Deciphering the effects of co-culturing on the metabolite profiles of Ligilactobacillus reuteri ZJ625 and Limosilactobacillus salivarius ZJ614 using untargeted metabolomics

Abstract Ligilactobacillus reuteri ZJ625 (ZJ625) and Limosilactobacillus salivarius ZJ614 (ZJ614) are important lactic acid bacteria with the potential for use as probiotics. To better understand the mechanisms of cell-to-cell interactions between ZJ625 and ZJ614 and elucidate their probiotics potentials, we studied the effects of co-culturing in defined media on the metabolomes. The strains were cultured singly (L. reuteri ZJ625 or L. salivarius ZJ614) and in co-cultures (L. reuteri ZJ625 plus L. salivarius ZJ614) and harvested at the mid-exponential phase. Single-phase extraction method was used to extract the metabolites from pre-weighed cells for the two-dimensional gas-column time-of-flight-mass spectrometry (GCxGC- TOFMS) analysis. The data was obtained using a Leco corporation ChromaTOF software and exported for statistical, pathway enrichment, and impact analyses using MetaboAnalyst 5.0. Principal component analysis (PCA) indicated an overlap of the samples from the two batches, indicating no significant batch effect. The data was then analyzed using the group allocations. This study revealed 1388 metabolites from L. reuteri ZJ625 and L. salivarius ZJ614 single and co-cultures in defined media, of which 18.87% were significantly expressed (p < 0.05). Of the significantly expressed metabolites, 28% DEMs were identified (p < 0.05, VIP > 1), of which 51.3% were annotated while 48.6% are currently not annotated in the databases.

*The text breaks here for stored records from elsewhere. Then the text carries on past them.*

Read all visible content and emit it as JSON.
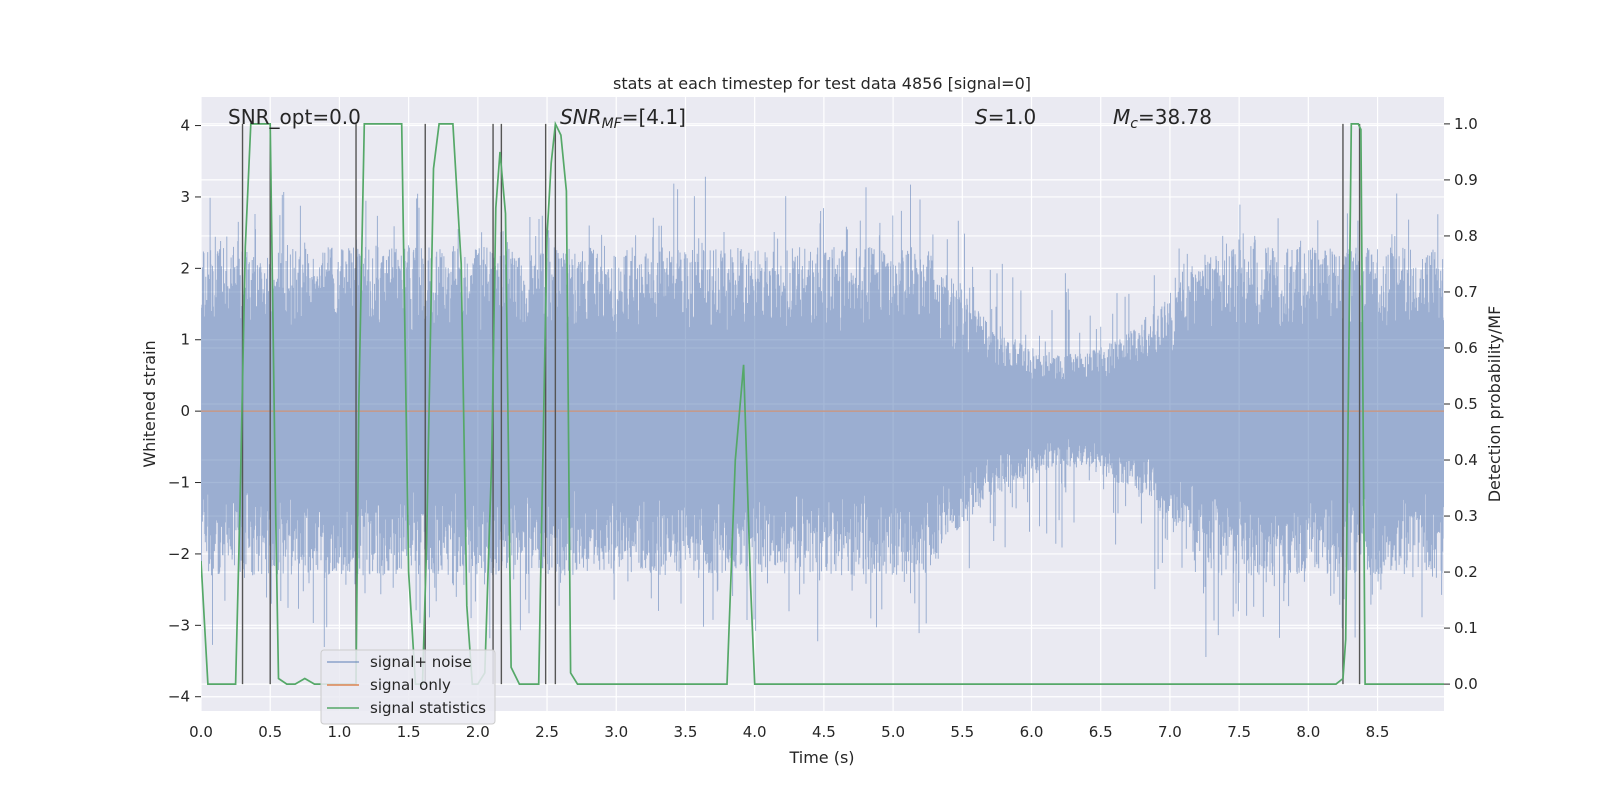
{
  "chart_data": {
    "type": "line",
    "title": "stats at each timestep for test data 4856 [signal=0]",
    "xlabel": "Time (s)",
    "ylabel": "Whitened strain",
    "y2label": "Detection probability/MF",
    "xlim": [
      0.0,
      8.98
    ],
    "ylim": [
      -4.2,
      4.4
    ],
    "y2lim": [
      -0.048,
      1.048
    ],
    "x_ticks": [
      "0.0",
      "0.5",
      "1.0",
      "1.5",
      "2.0",
      "2.5",
      "3.0",
      "3.5",
      "4.0",
      "4.5",
      "5.0",
      "5.5",
      "6.0",
      "6.5",
      "7.0",
      "7.5",
      "8.0",
      "8.5"
    ],
    "y_ticks": [
      "4",
      "3",
      "2",
      "1",
      "0",
      "−1",
      "−2",
      "−3",
      "−4"
    ],
    "y2_ticks": [
      "1.0",
      "0.9",
      "0.8",
      "0.7",
      "0.6",
      "0.5",
      "0.4",
      "0.3",
      "0.2",
      "0.1",
      "0.0"
    ],
    "annotations": {
      "snr_opt": "SNR_opt=0.0",
      "snr_mf_sym": "SNR",
      "snr_mf_sub": "MF",
      "snr_mf_val": "=[4.1]",
      "s_sym": "S",
      "s_val": "=1.0",
      "mc_sym": "M",
      "mc_sub": "c",
      "mc_val": "=38.78"
    },
    "legend": {
      "placement": "lower-left",
      "entries": [
        "signal+ noise",
        "signal only",
        "signal statistics"
      ]
    },
    "series": [
      {
        "name": "signal+ noise",
        "kind": "noise-envelope",
        "color": "#4c72b0",
        "typical_amplitude": 2.0,
        "max_positive": 3.6,
        "max_negative": -3.6
      },
      {
        "name": "signal only",
        "color": "#dd8452",
        "values": "zero"
      },
      {
        "name": "signal statistics",
        "color": "#55a868",
        "x": [
          0.0,
          0.05,
          0.1,
          0.18,
          0.25,
          0.28,
          0.32,
          0.36,
          0.4,
          0.45,
          0.5,
          0.54,
          0.56,
          0.62,
          0.68,
          0.75,
          0.82,
          0.88,
          0.95,
          1.02,
          1.08,
          1.12,
          1.14,
          1.18,
          1.25,
          1.35,
          1.45,
          1.5,
          1.55,
          1.6,
          1.63,
          1.68,
          1.72,
          1.76,
          1.82,
          1.88,
          1.92,
          1.96,
          2.0,
          2.05,
          2.1,
          2.13,
          2.16,
          2.2,
          2.24,
          2.3,
          2.38,
          2.44,
          2.5,
          2.53,
          2.56,
          2.6,
          2.64,
          2.67,
          2.72,
          2.8,
          3.0,
          3.3,
          3.6,
          3.8,
          3.86,
          3.92,
          3.97,
          4.0,
          4.2,
          5.0,
          6.0,
          7.0,
          7.3,
          8.0,
          8.2,
          8.25,
          8.27,
          8.31,
          8.36,
          8.38,
          8.41,
          8.5,
          8.98
        ],
        "y": [
          0.22,
          0.0,
          0.0,
          0.0,
          0.0,
          0.3,
          0.78,
          1.0,
          1.0,
          1.0,
          1.0,
          0.3,
          0.01,
          0.0,
          0.0,
          0.01,
          0.0,
          0.0,
          0.0,
          0.0,
          0.0,
          0.0,
          0.5,
          1.0,
          1.0,
          1.0,
          1.0,
          0.2,
          0.0,
          0.0,
          0.25,
          0.92,
          1.0,
          1.0,
          1.0,
          0.75,
          0.14,
          0.0,
          0.0,
          0.02,
          0.4,
          0.85,
          0.95,
          0.84,
          0.03,
          0.0,
          0.0,
          0.0,
          0.8,
          0.93,
          1.0,
          0.98,
          0.88,
          0.02,
          0.0,
          0.0,
          0.0,
          0.0,
          0.0,
          0.0,
          0.4,
          0.57,
          0.18,
          0.0,
          0.0,
          0.0,
          0.0,
          0.0,
          0.0,
          0.0,
          0.0,
          0.01,
          0.08,
          1.0,
          1.0,
          0.99,
          0.0,
          0.0,
          0.0
        ]
      }
    ],
    "vertical_lines_x": [
      0.3,
      0.5,
      1.12,
      1.62,
      2.11,
      2.17,
      2.49,
      2.56,
      8.25,
      8.37
    ]
  }
}
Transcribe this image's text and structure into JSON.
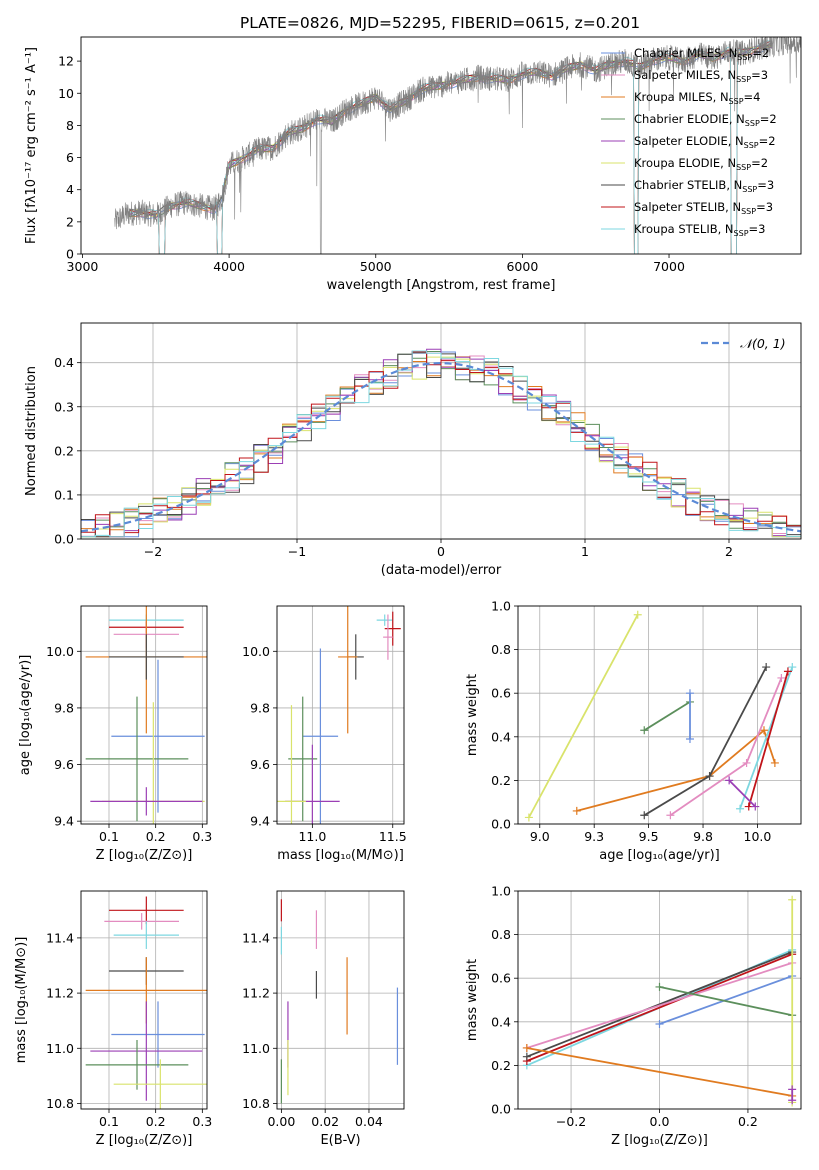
{
  "figure_title": "PLATE=0826, MJD=52295, FIBERID=0615, z=0.201",
  "palette": {
    "Chabrier MILES": "#6a8fdc",
    "Salpeter MILES": "#e38cc0",
    "Kroupa MILES": "#e07b20",
    "Chabrier ELODIE": "#5c8f5c",
    "Salpeter ELODIE": "#9b3fb5",
    "Kroupa ELODIE": "#d9e36b",
    "Chabrier STELIB": "#4a4a4a",
    "Salpeter STELIB": "#c0141a",
    "Kroupa STELIB": "#7dd7e0",
    "data": "#808080",
    "gauss": "#5b8ad6",
    "grid": "#b0b0b0"
  },
  "chart_data": [
    {
      "id": "spectrum",
      "type": "line",
      "xlabel": "wavelength [Angstrom, rest frame]",
      "ylabel": "Flux [fλ10⁻¹⁷ erg cm⁻² s⁻¹ A⁻¹]",
      "xlim": [
        2990,
        7900
      ],
      "ylim": [
        0,
        13.5
      ],
      "xticks": [
        3000,
        4000,
        5000,
        6000,
        7000
      ],
      "yticks": [
        0,
        2,
        4,
        6,
        8,
        10,
        12
      ],
      "grid": false,
      "legend_position": "upper right",
      "legend": [
        {
          "label": "Chabrier MILES, N",
          "sub": "SSP",
          "tail": "=2",
          "key": "Chabrier MILES"
        },
        {
          "label": "Salpeter MILES, N",
          "sub": "SSP",
          "tail": "=3",
          "key": "Salpeter MILES"
        },
        {
          "label": "Kroupa MILES, N",
          "sub": "SSP",
          "tail": "=4",
          "key": "Kroupa MILES"
        },
        {
          "label": "Chabrier ELODIE, N",
          "sub": "SSP",
          "tail": "=2",
          "key": "Chabrier ELODIE"
        },
        {
          "label": "Salpeter ELODIE, N",
          "sub": "SSP",
          "tail": "=2",
          "key": "Salpeter ELODIE"
        },
        {
          "label": "Kroupa ELODIE, N",
          "sub": "SSP",
          "tail": "=2",
          "key": "Kroupa ELODIE"
        },
        {
          "label": "Chabrier STELIB, N",
          "sub": "SSP",
          "tail": "=3",
          "key": "Chabrier STELIB"
        },
        {
          "label": "Salpeter STELIB, N",
          "sub": "SSP",
          "tail": "=3",
          "key": "Salpeter STELIB"
        },
        {
          "label": "Kroupa STELIB, N",
          "sub": "SSP",
          "tail": "=3",
          "key": "Kroupa STELIB"
        }
      ],
      "data_trend": [
        [
          3220,
          2.0
        ],
        [
          3300,
          2.5
        ],
        [
          3400,
          2.6
        ],
        [
          3500,
          2.4
        ],
        [
          3600,
          3.0
        ],
        [
          3700,
          3.2
        ],
        [
          3800,
          3.0
        ],
        [
          3900,
          2.8
        ],
        [
          3950,
          3.5
        ],
        [
          4000,
          5.5
        ],
        [
          4100,
          6.0
        ],
        [
          4200,
          6.5
        ],
        [
          4300,
          6.6
        ],
        [
          4400,
          7.5
        ],
        [
          4500,
          7.8
        ],
        [
          4600,
          8.4
        ],
        [
          4700,
          8.2
        ],
        [
          4800,
          9.0
        ],
        [
          4900,
          9.3
        ],
        [
          5000,
          9.8
        ],
        [
          5100,
          9.0
        ],
        [
          5200,
          9.5
        ],
        [
          5300,
          10.2
        ],
        [
          5400,
          10.4
        ],
        [
          5500,
          10.6
        ],
        [
          5600,
          10.8
        ],
        [
          5700,
          11.0
        ],
        [
          5800,
          10.9
        ],
        [
          5900,
          10.8
        ],
        [
          6000,
          11.2
        ],
        [
          6100,
          11.3
        ],
        [
          6200,
          11.1
        ],
        [
          6300,
          11.5
        ],
        [
          6400,
          11.8
        ],
        [
          6500,
          11.4
        ],
        [
          6600,
          11.8
        ],
        [
          6700,
          12.0
        ],
        [
          6800,
          11.6
        ],
        [
          6900,
          12.1
        ],
        [
          7000,
          12.2
        ],
        [
          7100,
          12.0
        ],
        [
          7200,
          12.4
        ],
        [
          7300,
          12.2
        ],
        [
          7400,
          12.6
        ],
        [
          7500,
          12.5
        ],
        [
          7600,
          12.8
        ],
        [
          7700,
          13.0
        ],
        [
          7800,
          13.2
        ]
      ],
      "model_range": [
        3320,
        7700
      ],
      "model_bands": [
        [
          3520,
          3560
        ],
        [
          3920,
          3950
        ],
        [
          6760,
          6790
        ],
        [
          7420,
          7460
        ]
      ]
    },
    {
      "id": "residuals",
      "type": "bar",
      "xlabel": "(data-model)/error",
      "ylabel": "Normed distribution",
      "xlim": [
        -2.5,
        2.5
      ],
      "ylim": [
        0,
        0.49
      ],
      "xticks": [
        -2,
        -1,
        0,
        1,
        2
      ],
      "yticks": [
        0.0,
        0.1,
        0.2,
        0.3,
        0.4
      ],
      "grid": true,
      "legend_position": "upper right",
      "legend": [
        {
          "label": "𝒩(0, 1)",
          "key": "gauss",
          "style": "dashed"
        }
      ],
      "bin_width": 0.1
    },
    {
      "id": "age_vs_Z",
      "type": "scatter",
      "xlabel": "Z [log₁₀(Z/Z⊙)]",
      "ylabel": "age  [log₁₀(age/yr)]",
      "xlim": [
        0.04,
        0.31
      ],
      "ylim": [
        9.39,
        10.16
      ],
      "xticks": [
        0.1,
        0.2,
        0.3
      ],
      "yticks": [
        9.4,
        9.6,
        9.8,
        10.0
      ],
      "grid": true,
      "points": [
        {
          "key": "Kroupa STELIB",
          "x": 0.18,
          "xerr": 0.08,
          "y": 10.11,
          "yerr": 0.02
        },
        {
          "key": "Salpeter STELIB",
          "x": 0.18,
          "xerr": 0.08,
          "y": 10.085,
          "yerr": 0.02
        },
        {
          "key": "Salpeter MILES",
          "x": 0.18,
          "xerr": 0.07,
          "y": 10.06,
          "yerr": 0.05
        },
        {
          "key": "Kroupa MILES",
          "x": 0.18,
          "xerr": 0.13,
          "y": 9.98,
          "yerr": 0.27
        },
        {
          "key": "Chabrier STELIB",
          "x": 0.18,
          "xerr": 0.08,
          "y": 9.98,
          "yerr": 0.08
        },
        {
          "key": "Chabrier MILES",
          "x": 0.205,
          "xerr": 0.1,
          "y": 9.7,
          "yerr": 0.27
        },
        {
          "key": "Chabrier ELODIE",
          "x": 0.16,
          "xerr": 0.11,
          "y": 9.62,
          "yerr": 0.22
        },
        {
          "key": "Kroupa ELODIE",
          "x": 0.195,
          "xerr": 0.11,
          "y": 9.47,
          "yerr": 0.35
        },
        {
          "key": "Salpeter ELODIE",
          "x": 0.18,
          "xerr": 0.12,
          "y": 9.47,
          "yerr": 0.05
        }
      ]
    },
    {
      "id": "age_vs_mass",
      "type": "scatter",
      "xlabel": "mass [log₁₀(M/M⊙)]",
      "ylabel": "",
      "xlim": [
        10.78,
        11.57
      ],
      "ylim": [
        9.39,
        10.16
      ],
      "xticks": [
        11.0,
        11.5
      ],
      "yticks": [
        9.4,
        9.6,
        9.8,
        10.0
      ],
      "grid": true,
      "points": [
        {
          "key": "Kroupa STELIB",
          "x": 11.45,
          "xerr": 0.05,
          "y": 10.11,
          "yerr": 0.02
        },
        {
          "key": "Salpeter STELIB",
          "x": 11.5,
          "xerr": 0.05,
          "y": 10.08,
          "yerr": 0.06
        },
        {
          "key": "Salpeter MILES",
          "x": 11.47,
          "xerr": 0.03,
          "y": 10.05,
          "yerr": 0.08
        },
        {
          "key": "Chabrier STELIB",
          "x": 11.27,
          "xerr": 0.05,
          "y": 9.98,
          "yerr": 0.08
        },
        {
          "key": "Kroupa MILES",
          "x": 11.22,
          "xerr": 0.06,
          "y": 9.98,
          "yerr": 0.27
        },
        {
          "key": "Chabrier MILES",
          "x": 11.05,
          "xerr": 0.11,
          "y": 9.7,
          "yerr": 0.31
        },
        {
          "key": "Chabrier ELODIE",
          "x": 10.94,
          "xerr": 0.09,
          "y": 9.62,
          "yerr": 0.22
        },
        {
          "key": "Salpeter ELODIE",
          "x": 11.0,
          "xerr": 0.17,
          "y": 9.47,
          "yerr": 0.2
        },
        {
          "key": "Kroupa ELODIE",
          "x": 10.87,
          "xerr": 0.09,
          "y": 9.47,
          "yerr": 0.34
        }
      ]
    },
    {
      "id": "weight_vs_age",
      "type": "line",
      "xlabel": "age  [log₁₀(age/yr)]",
      "ylabel": "mass weight",
      "xlim": [
        8.9,
        10.2
      ],
      "ylim": [
        0,
        1.0
      ],
      "xticks": [
        9.0,
        9.25,
        9.5,
        9.75,
        10.0
      ],
      "yticks": [
        0.0,
        0.2,
        0.4,
        0.6,
        0.8,
        1.0
      ],
      "grid": true,
      "series": [
        {
          "key": "Kroupa ELODIE",
          "points": [
            [
              8.95,
              0.03
            ],
            [
              9.45,
              0.96
            ]
          ]
        },
        {
          "key": "Kroupa MILES",
          "points": [
            [
              9.17,
              0.06
            ],
            [
              9.78,
              0.22
            ],
            [
              10.03,
              0.43
            ],
            [
              10.08,
              0.28
            ]
          ]
        },
        {
          "key": "Chabrier ELODIE",
          "points": [
            [
              9.48,
              0.43
            ],
            [
              9.69,
              0.56
            ]
          ]
        },
        {
          "key": "Chabrier MILES",
          "points": [
            [
              9.69,
              0.39
            ],
            [
              9.69,
              0.6
            ]
          ]
        },
        {
          "key": "Chabrier STELIB",
          "points": [
            [
              9.48,
              0.04
            ],
            [
              9.78,
              0.22
            ],
            [
              10.04,
              0.72
            ]
          ]
        },
        {
          "key": "Salpeter MILES",
          "points": [
            [
              9.6,
              0.04
            ],
            [
              9.95,
              0.28
            ],
            [
              10.11,
              0.67
            ]
          ]
        },
        {
          "key": "Kroupa STELIB",
          "points": [
            [
              9.92,
              0.07
            ],
            [
              10.16,
              0.72
            ]
          ]
        },
        {
          "key": "Salpeter STELIB",
          "points": [
            [
              9.96,
              0.08
            ],
            [
              10.14,
              0.7
            ]
          ]
        },
        {
          "key": "Salpeter ELODIE",
          "points": [
            [
              9.87,
              0.2
            ],
            [
              9.99,
              0.08
            ]
          ]
        }
      ]
    },
    {
      "id": "mass_vs_Z",
      "type": "scatter",
      "xlabel": "Z [log₁₀(Z/Z⊙)]",
      "ylabel": "mass [log₁₀(M/M⊙)]",
      "xlim": [
        0.04,
        0.31
      ],
      "ylim": [
        10.78,
        11.57
      ],
      "xticks": [
        0.1,
        0.2,
        0.3
      ],
      "yticks": [
        10.8,
        11.0,
        11.2,
        11.4
      ],
      "grid": true,
      "points": [
        {
          "key": "Salpeter STELIB",
          "x": 0.18,
          "xerr": 0.08,
          "y": 11.5,
          "yerr": 0.05
        },
        {
          "key": "Salpeter MILES",
          "x": 0.17,
          "xerr": 0.08,
          "y": 11.46,
          "yerr": 0.03
        },
        {
          "key": "Kroupa STELIB",
          "x": 0.18,
          "xerr": 0.07,
          "y": 11.41,
          "yerr": 0.05
        },
        {
          "key": "Chabrier STELIB",
          "x": 0.18,
          "xerr": 0.08,
          "y": 11.28,
          "yerr": 0.05
        },
        {
          "key": "Kroupa MILES",
          "x": 0.18,
          "xerr": 0.13,
          "y": 11.21,
          "yerr": 0.12
        },
        {
          "key": "Chabrier MILES",
          "x": 0.205,
          "xerr": 0.1,
          "y": 11.05,
          "yerr": 0.12
        },
        {
          "key": "Salpeter ELODIE",
          "x": 0.18,
          "xerr": 0.12,
          "y": 10.99,
          "yerr": 0.18
        },
        {
          "key": "Chabrier ELODIE",
          "x": 0.16,
          "xerr": 0.11,
          "y": 10.94,
          "yerr": 0.09
        },
        {
          "key": "Kroupa ELODIE",
          "x": 0.21,
          "xerr": 0.1,
          "y": 10.87,
          "yerr": 0.09
        }
      ]
    },
    {
      "id": "mass_vs_ebv",
      "type": "scatter",
      "xlabel": "E(B-V)",
      "ylabel": "",
      "xlim": [
        -0.002,
        0.056
      ],
      "ylim": [
        10.78,
        11.57
      ],
      "xticks": [
        0.0,
        0.02,
        0.04
      ],
      "yticks": [
        10.8,
        11.0,
        11.2,
        11.4
      ],
      "grid": true,
      "points": [
        {
          "key": "Salpeter STELIB",
          "x": 0.0,
          "y": 11.5,
          "yerr": 0.04
        },
        {
          "key": "Kroupa STELIB",
          "x": 0.0,
          "y": 11.39,
          "yerr": 0.05
        },
        {
          "key": "Salpeter MILES",
          "x": 0.016,
          "y": 11.43,
          "yerr": 0.07
        },
        {
          "key": "Chabrier STELIB",
          "x": 0.016,
          "y": 11.23,
          "yerr": 0.05
        },
        {
          "key": "Kroupa MILES",
          "x": 0.03,
          "y": 11.19,
          "yerr": 0.14
        },
        {
          "key": "Chabrier MILES",
          "x": 0.053,
          "y": 11.08,
          "yerr": 0.14
        },
        {
          "key": "Salpeter ELODIE",
          "x": 0.003,
          "y": 11.05,
          "yerr": 0.12
        },
        {
          "key": "Kroupa ELODIE",
          "x": 0.003,
          "y": 10.93,
          "yerr": 0.1
        },
        {
          "key": "Chabrier ELODIE",
          "x": 0.0,
          "y": 10.88,
          "yerr": 0.08
        }
      ]
    },
    {
      "id": "weight_vs_Z",
      "type": "line",
      "xlabel": "Z [log₁₀(Z/Z⊙)]",
      "ylabel": "mass weight",
      "xlim": [
        -0.32,
        0.32
      ],
      "ylim": [
        0,
        1.0
      ],
      "xticks": [
        -0.2,
        0.0,
        0.2
      ],
      "yticks": [
        0.0,
        0.2,
        0.4,
        0.6,
        0.8,
        1.0
      ],
      "grid": true,
      "series": [
        {
          "key": "Kroupa STELIB",
          "points": [
            [
              -0.3,
              0.2
            ],
            [
              0.3,
              0.73
            ]
          ]
        },
        {
          "key": "Salpeter STELIB",
          "points": [
            [
              -0.3,
              0.22
            ],
            [
              0.3,
              0.71
            ]
          ]
        },
        {
          "key": "Chabrier STELIB",
          "points": [
            [
              -0.3,
              0.24
            ],
            [
              0.3,
              0.72
            ]
          ]
        },
        {
          "key": "Salpeter MILES",
          "points": [
            [
              -0.3,
              0.28
            ],
            [
              0.3,
              0.67
            ]
          ]
        },
        {
          "key": "Kroupa MILES",
          "points": [
            [
              -0.3,
              0.28
            ],
            [
              0.3,
              0.06
            ]
          ]
        },
        {
          "key": "Chabrier MILES",
          "points": [
            [
              0.0,
              0.39
            ],
            [
              0.3,
              0.61
            ]
          ]
        },
        {
          "key": "Chabrier ELODIE",
          "points": [
            [
              0.0,
              0.56
            ],
            [
              0.3,
              0.43
            ]
          ]
        },
        {
          "key": "Kroupa ELODIE",
          "points": [
            [
              0.3,
              0.03
            ],
            [
              0.3,
              0.96
            ]
          ]
        },
        {
          "key": "Salpeter ELODIE",
          "points": [
            [
              0.3,
              0.04
            ],
            [
              0.3,
              0.09
            ]
          ]
        }
      ]
    }
  ]
}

The whole metabolome of the strains in single and co-cultures revealed the expression of several important metabolites, including arabinofuranose, methyl-galactoside, N-acetyl-glutamic acid, phosphoric acid, decanoic acid, metyrosine, and deoxypentafuranose which play roles in different metabolic and biosynthetic pathways, hence confirming the probiotic potential as single- or multi-strain cultures. The co-culturing of the strains influenced the metabolites profiles of the strains showing additive and regulatory differential metabolites expressions. Pathway enrichment and impact analyses revealed the association of the differentially expressed metabolites with functional effects such as antihypertensive, antimicrobial, and microbiome stimulation.